Citroen Cactus M Concept Revealed Before Frankfurt Premiere
Mehari-Inspired Convertible Based on C4 Cactus Compact Crossover
Citroen pulled the sheets off the Cactus M concept a few weeks in advance of its world debut at the Frankfurt Motor Show. Based on the distinctive C4 Cactus compact crossover, the Cactus M ditches that model’s rear doors, B and C pillars, and roof to create an open-air beach cruiser. Citroen used the 2CV Mehari off-roader as its muse in creating the Cactus M, which looks perfectly poised to take on the coastlines of Goa, Maui, Bali, or Valparaiso.
The Cactus M looks a fair bit like its closed-roof cousin from the beltline down, but a new, more-upright windshield frame and D-pillar hoop are trimmed in woodgrain-look materials. Additionally, like the Mehari that came before it, the Cactus M features painted plastic bodywork, helping resist dents and lower weight. The interior is trimmed with weather and salt-resistant materials, while waterproof upholstery and drain plugs in the floor mean owners can hose the salt, sand, and mud from the interior when it gets dirty.
In case of inclement weather, a flexible top can be stretched over the twin roof hoops, held in place by inflatable roof rails. The top can also be repurposed to make a bivouac or tent for overnighting. The rear seat can perform acrobatics as well, making a bench that extends beyond the rear hatch for seaside lounging.
The lighthearted design features an ocean blue exterior color combined with red and black upholstery. The color scheme would fit in perfectly in any city along Italy’s Mediterranean coast. Surf culture was a primary inspiration for the little SUV’s design; the wood grain hoop trim is designed to call surfboards to mind, while the floral wheel design is taken from wetsuits.
The Citroen Cactus M is powered by a 110hp, 1.2L I-3, mated to a six-speed automatic transmission.

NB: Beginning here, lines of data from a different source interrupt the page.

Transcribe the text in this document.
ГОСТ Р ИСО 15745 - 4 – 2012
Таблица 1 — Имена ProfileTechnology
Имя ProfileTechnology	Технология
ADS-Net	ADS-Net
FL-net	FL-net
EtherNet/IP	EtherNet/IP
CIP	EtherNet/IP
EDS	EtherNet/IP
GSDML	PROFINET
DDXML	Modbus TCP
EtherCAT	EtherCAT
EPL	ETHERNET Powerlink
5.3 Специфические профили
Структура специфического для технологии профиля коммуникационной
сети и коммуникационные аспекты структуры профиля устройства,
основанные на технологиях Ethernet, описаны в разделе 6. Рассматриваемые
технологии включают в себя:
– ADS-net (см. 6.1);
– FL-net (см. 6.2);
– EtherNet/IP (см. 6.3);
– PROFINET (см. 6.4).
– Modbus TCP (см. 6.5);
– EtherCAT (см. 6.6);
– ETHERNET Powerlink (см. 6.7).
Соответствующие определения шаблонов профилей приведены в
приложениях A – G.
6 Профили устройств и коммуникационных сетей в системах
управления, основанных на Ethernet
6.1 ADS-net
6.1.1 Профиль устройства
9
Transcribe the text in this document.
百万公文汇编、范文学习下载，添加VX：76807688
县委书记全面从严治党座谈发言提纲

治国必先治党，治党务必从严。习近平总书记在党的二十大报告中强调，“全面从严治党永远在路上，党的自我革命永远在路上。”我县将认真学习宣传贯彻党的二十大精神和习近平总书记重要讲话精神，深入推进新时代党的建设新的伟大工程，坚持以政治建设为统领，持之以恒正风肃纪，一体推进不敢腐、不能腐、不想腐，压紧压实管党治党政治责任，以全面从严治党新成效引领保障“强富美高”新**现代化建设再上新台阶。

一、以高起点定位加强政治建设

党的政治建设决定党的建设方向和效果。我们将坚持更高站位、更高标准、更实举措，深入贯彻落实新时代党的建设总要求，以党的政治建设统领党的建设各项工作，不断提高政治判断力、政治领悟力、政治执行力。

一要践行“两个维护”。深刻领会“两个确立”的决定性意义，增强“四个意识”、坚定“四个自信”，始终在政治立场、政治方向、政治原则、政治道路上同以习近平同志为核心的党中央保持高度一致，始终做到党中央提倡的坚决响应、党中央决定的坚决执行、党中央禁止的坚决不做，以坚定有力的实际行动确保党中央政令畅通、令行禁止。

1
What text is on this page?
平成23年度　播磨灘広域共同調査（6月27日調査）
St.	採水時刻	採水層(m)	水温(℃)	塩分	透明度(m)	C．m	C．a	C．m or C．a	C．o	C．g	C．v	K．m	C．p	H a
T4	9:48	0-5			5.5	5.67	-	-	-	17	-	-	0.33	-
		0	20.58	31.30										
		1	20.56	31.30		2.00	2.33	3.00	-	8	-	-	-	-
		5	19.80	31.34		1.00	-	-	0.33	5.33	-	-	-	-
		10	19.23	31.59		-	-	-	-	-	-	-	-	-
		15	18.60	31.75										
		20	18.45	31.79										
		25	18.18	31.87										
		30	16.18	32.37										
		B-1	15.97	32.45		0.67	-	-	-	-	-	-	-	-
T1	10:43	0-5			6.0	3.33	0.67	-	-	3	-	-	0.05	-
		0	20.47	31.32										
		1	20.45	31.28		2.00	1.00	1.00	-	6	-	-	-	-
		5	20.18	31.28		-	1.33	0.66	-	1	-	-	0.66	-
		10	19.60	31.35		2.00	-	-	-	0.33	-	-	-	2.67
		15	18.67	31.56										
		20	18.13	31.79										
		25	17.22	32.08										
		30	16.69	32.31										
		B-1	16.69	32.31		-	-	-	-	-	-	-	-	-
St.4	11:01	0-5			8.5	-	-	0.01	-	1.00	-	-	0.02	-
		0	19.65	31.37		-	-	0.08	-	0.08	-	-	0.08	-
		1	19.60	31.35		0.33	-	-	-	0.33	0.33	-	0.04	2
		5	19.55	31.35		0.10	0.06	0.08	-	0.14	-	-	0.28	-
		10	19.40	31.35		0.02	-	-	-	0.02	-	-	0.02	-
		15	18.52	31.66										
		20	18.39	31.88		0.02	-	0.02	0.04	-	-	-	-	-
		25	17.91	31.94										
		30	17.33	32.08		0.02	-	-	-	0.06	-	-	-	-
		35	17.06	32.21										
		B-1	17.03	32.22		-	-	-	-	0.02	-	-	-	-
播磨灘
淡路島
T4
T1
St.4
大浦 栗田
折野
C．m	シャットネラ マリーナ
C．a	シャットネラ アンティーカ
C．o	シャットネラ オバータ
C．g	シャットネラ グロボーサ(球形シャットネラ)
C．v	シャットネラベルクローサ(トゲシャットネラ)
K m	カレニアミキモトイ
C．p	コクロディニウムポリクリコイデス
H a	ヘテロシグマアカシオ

Tall, narrow tires help provide traction in a variety of surfaces, and Citroen Airbump air-filled bumpers deflect small impacts to protect the bodywork. The company claims the Cactus M will get 49 U.S. mpg.
Its odds of coming to American roads are practically nil. Besides the fact that Citroen doesn’t market vehicles in the U.S. anymore, the Cactus M would be a novelty at best on our roads. It likely wouldn’t even sell well in sundrenched cities like Miami and San Diego, given those markets’ propensity toward high-lux hardware rather than simple fun. Nevertheless, the Cactus M’s Mehari-inspired lightheartedness makes us want to drive one bad, even if it’s just while on vacation in Puerto Vallarta.